We’re getting way ahead of ourselves.
On Sunday, the Pentagon announced that military prosecutors have decided to seek the death penalty against six al-Qaeda operatives who were complicit in the 9/11 attacks. Whether those enemy combatants will actually be executed, however, is a question better answered by three decisions made in the United States Senate on September 28, 2006.
That was the day the chamber voted in favor of the Military Commissions Act. In pertinent part, the
scorecard reads as follows:
John McCain (R., Ariz.) — Aye
Barack Obama (D., Ill.) — Nay
Hillary Clinton (D., N.Y.) — Nay
In sum, whether Khalid Sheikh Mohammed and his five fellow savages are subjected to a military-commission trial at all, let alone put to death, will be determined by the outcome of the election in November, not the analysis of JAG lawyers.



It is worth pausing to recognize just how preliminary Sunday’s announcement was. Whether a case is in the civilian or military legal system, the first thing that has to happen before charges get filed is the assigned prosecutor has to figure out what charges his proof can support. So far, this is all that has happened: the government lawyers have concluded their evidence is sufficient to prove that the six combatants conspired to murder, committed nearly 3,000 murders in violation of the laws of war, engaged in terrorism, and materially supported terrorism.
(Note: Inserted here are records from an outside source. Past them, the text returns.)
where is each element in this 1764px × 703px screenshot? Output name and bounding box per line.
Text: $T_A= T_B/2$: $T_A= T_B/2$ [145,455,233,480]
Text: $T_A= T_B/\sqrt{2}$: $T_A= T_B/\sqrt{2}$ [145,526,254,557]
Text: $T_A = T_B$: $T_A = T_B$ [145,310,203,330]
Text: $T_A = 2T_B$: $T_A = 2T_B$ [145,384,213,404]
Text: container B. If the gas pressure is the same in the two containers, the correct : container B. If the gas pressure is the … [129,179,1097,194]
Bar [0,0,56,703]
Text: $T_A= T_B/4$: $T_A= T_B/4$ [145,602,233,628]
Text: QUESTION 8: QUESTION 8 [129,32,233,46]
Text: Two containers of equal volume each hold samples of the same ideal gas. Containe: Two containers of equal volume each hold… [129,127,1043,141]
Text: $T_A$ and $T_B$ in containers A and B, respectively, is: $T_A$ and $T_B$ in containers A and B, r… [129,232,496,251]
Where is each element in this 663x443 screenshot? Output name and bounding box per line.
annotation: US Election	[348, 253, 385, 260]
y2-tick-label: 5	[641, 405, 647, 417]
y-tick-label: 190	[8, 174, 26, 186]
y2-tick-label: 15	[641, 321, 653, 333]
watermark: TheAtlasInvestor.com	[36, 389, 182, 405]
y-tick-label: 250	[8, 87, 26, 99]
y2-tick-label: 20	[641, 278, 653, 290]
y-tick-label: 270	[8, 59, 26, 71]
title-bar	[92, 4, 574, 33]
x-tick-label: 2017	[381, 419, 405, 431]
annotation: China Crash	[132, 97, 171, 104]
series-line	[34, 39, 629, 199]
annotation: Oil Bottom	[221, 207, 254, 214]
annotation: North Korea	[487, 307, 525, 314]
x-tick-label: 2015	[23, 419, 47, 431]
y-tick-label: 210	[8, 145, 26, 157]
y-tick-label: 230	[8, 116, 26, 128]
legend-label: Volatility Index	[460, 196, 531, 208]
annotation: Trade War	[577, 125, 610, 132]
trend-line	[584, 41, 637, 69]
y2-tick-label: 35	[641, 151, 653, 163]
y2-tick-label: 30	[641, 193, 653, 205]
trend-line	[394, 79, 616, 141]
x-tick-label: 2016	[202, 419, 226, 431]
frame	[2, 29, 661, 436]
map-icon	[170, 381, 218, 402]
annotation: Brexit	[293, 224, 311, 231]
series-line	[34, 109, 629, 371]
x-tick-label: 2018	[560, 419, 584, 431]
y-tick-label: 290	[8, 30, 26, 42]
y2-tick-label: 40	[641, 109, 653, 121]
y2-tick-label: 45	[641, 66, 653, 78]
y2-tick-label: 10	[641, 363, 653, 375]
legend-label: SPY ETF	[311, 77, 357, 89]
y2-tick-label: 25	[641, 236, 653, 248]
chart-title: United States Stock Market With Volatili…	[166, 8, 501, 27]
No one should be surprised by that, or by the fact that capital punishment is on the table. In November 2001, President Bush issued his first
executive order authorizing military commissions. Section 4(a) of that order declared that any person subject to trial by military commission “may be punished in accordance with the penalties provided under applicable law, including life imprisonment or death.”
Of course, we have not yet had a single commission trial despite the passage of six years’ time. In the interim, not only have the contemplated procedures been a work in progress but the legal basis for holding commissions has dramatically altered — which is why the three plausible contenders for the presidency found themselves casting those votes in 2006. Commissions are now authorized by statute, the aforementioned Military Commissions Act, not executive order. Nevertheless, two core facts have never changed.
First, capital charges have always been a possibility — indeed, likelihood — for terrorism offenses, just as they are in the civilian system. Second, even if a combatant is originally placed in the military system, the commander-in-chief has the power to transfer him to the civilian system — just as President Bush did with Jose Padilla, who was recently convicted of terrorism charges by a civilian court after being detained for three years as an enemy combatant.
While the anti-commission forces, complemented by the anti-death-penalty lobby, are already cranking it up to DEFCON 4, we are in fact a long, long way from a capital-commission trial.